By: Lindsey Murphy, OTR/L
With Daylight Savings Time quickly approaching, many of us are celebrating the extra hours of evening daylight while lamenting our loss of that extra hour of sleep. Falling asleep on Saturday evening may require some adjustments since it could be at a different hour than to which we were previously accustomed. While Daylight Savings may present short-term slumber problems for some, others experiencing chronic complications with sleep patterns may have a more long-term issue.

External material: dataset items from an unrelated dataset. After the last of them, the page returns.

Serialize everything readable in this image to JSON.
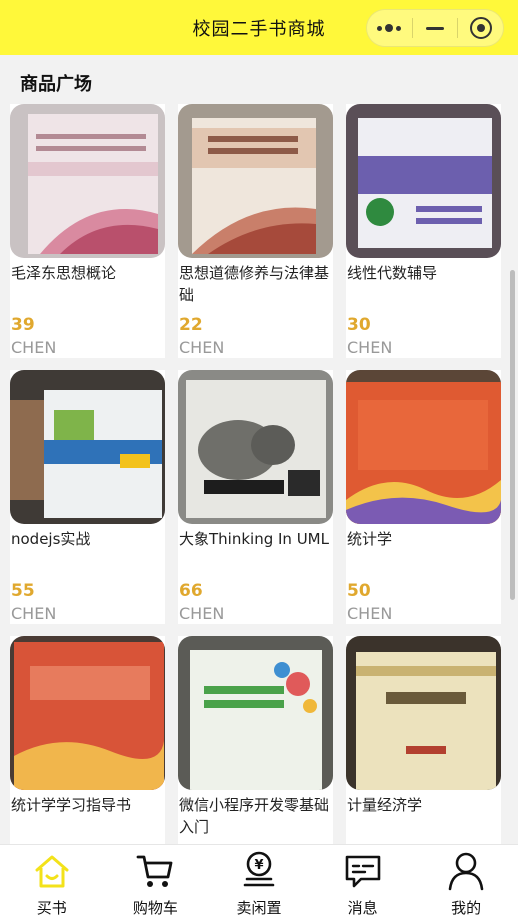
{
  "header": {
    "title": "校园二手书商城"
  },
  "section": {
    "title": "商品广场"
  },
  "products": [
    {
      "name": "毛泽东思想概论",
      "price": "39",
      "seller": "CHEN",
      "cover_color": "#d9c9c4"
    },
    {
      "name": "思想道德修养与法律基础",
      "price": "22",
      "seller": "CHEN",
      "cover_color": "#d9b8a6"
    },
    {
      "name": "线性代数辅导",
      "price": "30",
      "seller": "CHEN",
      "cover_color": "#9a8cc4"
    },
    {
      "name": "nodejs实战",
      "price": "55",
      "seller": "CHEN",
      "cover_color": "#6d5a4b"
    },
    {
      "name": "大象Thinking In UML",
      "price": "66",
      "seller": "CHEN",
      "cover_color": "#cfcfc7"
    },
    {
      "name": "统计学",
      "price": "50",
      "seller": "CHEN",
      "cover_color": "#e06a3c"
    },
    {
      "name": "统计学学习指导书",
      "price": "",
      "seller": "",
      "cover_color": "#d8553a"
    },
    {
      "name": "微信小程序开发零基础入门",
      "price": "",
      "seller": "",
      "cover_color": "#e9eee4"
    },
    {
      "name": "计量经济学",
      "price": "",
      "seller": "",
      "cover_color": "#e7dcb6"
    }
  ],
  "tabs": [
    {
      "label": "买书",
      "icon": "home-icon",
      "active": true
    },
    {
      "label": "购物车",
      "icon": "cart-icon",
      "active": false
    },
    {
      "label": "卖闲置",
      "icon": "sell-icon",
      "active": false
    },
    {
      "label": "消息",
      "icon": "message-icon",
      "active": false
    },
    {
      "label": "我的",
      "icon": "user-icon",
      "active": false
    }
  ],
  "colors": {
    "brand": "#fff83a",
    "price": "#e0a82e",
    "seller": "#999999",
    "active_tab": "#f3e21a"
  }
}
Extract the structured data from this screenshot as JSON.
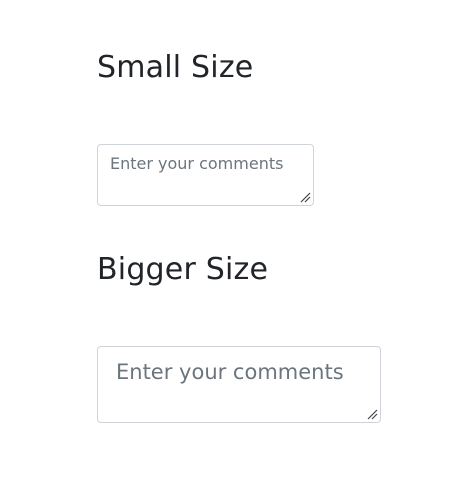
{
  "sections": [
    {
      "heading": "Small Size",
      "textarea": {
        "value": "",
        "placeholder": "Enter your comments"
      }
    },
    {
      "heading": "Bigger Size",
      "textarea": {
        "value": "",
        "placeholder": "Enter your comments"
      }
    }
  ],
  "colors": {
    "text": "#212529",
    "placeholder": "#6c757d",
    "border": "#ced4da",
    "background": "#ffffff"
  },
  "icons": {
    "resize_handle": "resize-grip-icon"
  }
}
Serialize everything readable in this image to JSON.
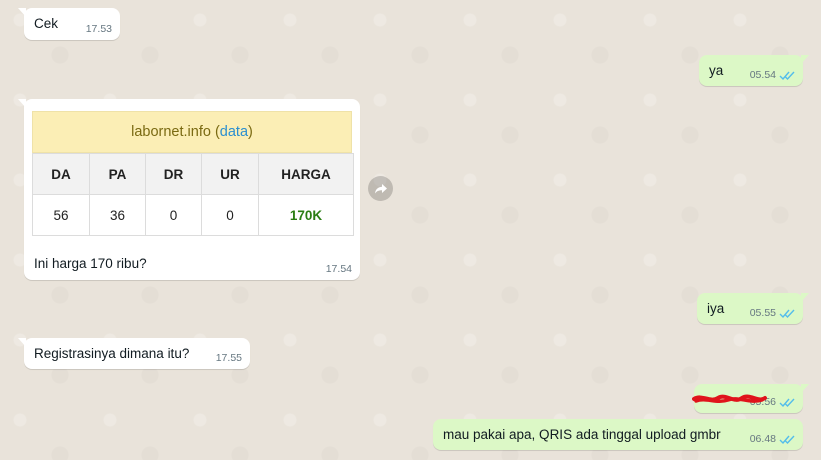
{
  "messages": {
    "m1": {
      "text": "Cek",
      "time": "17.53"
    },
    "m2": {
      "text": "ya",
      "time": "05.54"
    },
    "m3": {
      "preview": {
        "site": "labornet.info",
        "paren_open": "(",
        "link": "data",
        "paren_close": ")",
        "headers": [
          "DA",
          "PA",
          "DR",
          "UR",
          "HARGA"
        ],
        "values": [
          "56",
          "36",
          "0",
          "0",
          "170K"
        ]
      },
      "text": "Ini harga 170 ribu?",
      "time": "17.54"
    },
    "m4": {
      "text": "iya",
      "time": "05.55"
    },
    "m5": {
      "text": "Registrasinya dimana itu?",
      "time": "17.55"
    },
    "m6": {
      "time": "05.56"
    },
    "m7": {
      "text": "mau pakai apa, QRIS ada tinggal upload gmbr",
      "time": "06.48"
    }
  },
  "colors": {
    "incoming_bubble": "#ffffff",
    "outgoing_bubble": "#dcf8c6",
    "read_ticks": "#53bdeb",
    "price_green": "#2a7d12",
    "redaction": "#e0141b"
  },
  "icons": {
    "ticks": "double-check-read-icon",
    "forward": "forward-arrow-icon"
  }
}
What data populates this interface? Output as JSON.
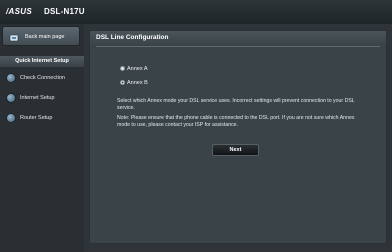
{
  "header": {
    "brand": "/ASUS",
    "model": "DSL-N17U"
  },
  "sidebar": {
    "back_label": "Back main page",
    "quick_title": "Quick Internet Setup",
    "items": [
      {
        "label": "Check Connection",
        "icon": "globe-icon"
      },
      {
        "label": "Internet Setup",
        "icon": "globe-icon"
      },
      {
        "label": "Router Setup",
        "icon": "globe-icon"
      }
    ]
  },
  "main": {
    "title": "DSL Line Configuration",
    "options": [
      {
        "label": "Annex A",
        "checked": false
      },
      {
        "label": "Annex B",
        "checked": true
      }
    ],
    "description": "Select which Annex mode your DSL service uses. Incorrect settings will prevent connection to your DSL service.",
    "note": "Note: Please ensure that the phone cable is connected to the DSL port. If you are not sure which Annex mode to use, please contact your ISP for assistance.",
    "next_label": "Next"
  }
}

Challenges with bedtime routines, insomnia, frequent waking, and/or difficulty waking up in the morning are commonly experienced by many individuals with Sensory Processing Disorder (SPD). Sleep is very regulating for our bodies and is essential for a person’s ability to function at his or her peak performance throughout the day. When sleep is impacted for any reason, it can affect someone’s behavior, critical thinking skills, and emotional regulation. Because these factors are already impacted in individuals with SPD, finding a way to improve the quality and quantity of sleep is essential.
If starting the bedtime routine causes stress or meltdowns, incorporating a visual schedule may ease some of the anxiety associated with falling asleep. Creating a visual schedule with pictures of each of the steps of the bedtime routine and allowing the child to choose the order of completion will increase the child’s sense of control and often decrease the frequency and intensity of meltdowns. Providing specific transition cues with exact time limits allows the child to gradually ease into the routine (i.e. “Five more minutes until it’s time to get ready for bed”). Transitioning from a preferred to a semi-preferred activity could be a useful strategy to incorporate before starting the bedtime routine (i.e. limiting time finishing Lego structures to 20 minutes, then moving to a new area to put together a simple and quick puzzle, and finally transitioning to the bedtime routine). Finding a transition object that is only available at bedtime (i.e. an oil and water toy, scented stuffed animal, I-spy rice jar, etc.) can decrease anxiety associated with the many transitions required during a bedtime routine.
One way to improve sleep patterns and assist with those difficult transitions is to ensure that the sensory diet is completed with regularity each day. Encouraging tactile, heavy work, and vestibular experiences every two hours can improve regulation. When kids are gravitating towards playing video or computer games, decreasing screen time by replacing it with activities such as making Play-Doh creations, cooking a meal, jumping on a trampoline, rolling across a ball, doing animal crawls, playing charades, or other sensory-rich activities can significantly impact sleep patterns. Avoiding or limiting time in overstimulating environments is important as well.
While sensory input can be very positive, it is important to find the right approach for each unique sensory system. Because a human’s sense of smell is directly connected to the brain’s emotional center, finding pleasant, calming scents often decreases anxiety and improves sleep. Deep breathing, yoga, meditation, and progressive muscle relaxation are excellent ways to calm the body both physically and mentally. Warm foods or drinks are calming to the nervous system, whereas cold ones are alerting and should be avoided if possible immediately before bedtime. Sound soothers, weighted or heavy blankets, deep pressure massage, or gentle back and forth rocking motions are other suggestions to try.
There are many professionals available to assist with improving both quality and quantity of sleep. Collaborating with an occupational therapist to find an ideal sensory diet and customize sleep strategies can improve bedtime routines and sleep quality. Working with a doctor to ensure that low iron levels, food allergies, daily nutrition, sleep apnea, medication side effects, etc. are not affecting sleep patterns is recommended. By finding the cause of any sleep challenges and incorporating strategies to improve regulation, falling and staying asleep will be a dream come true.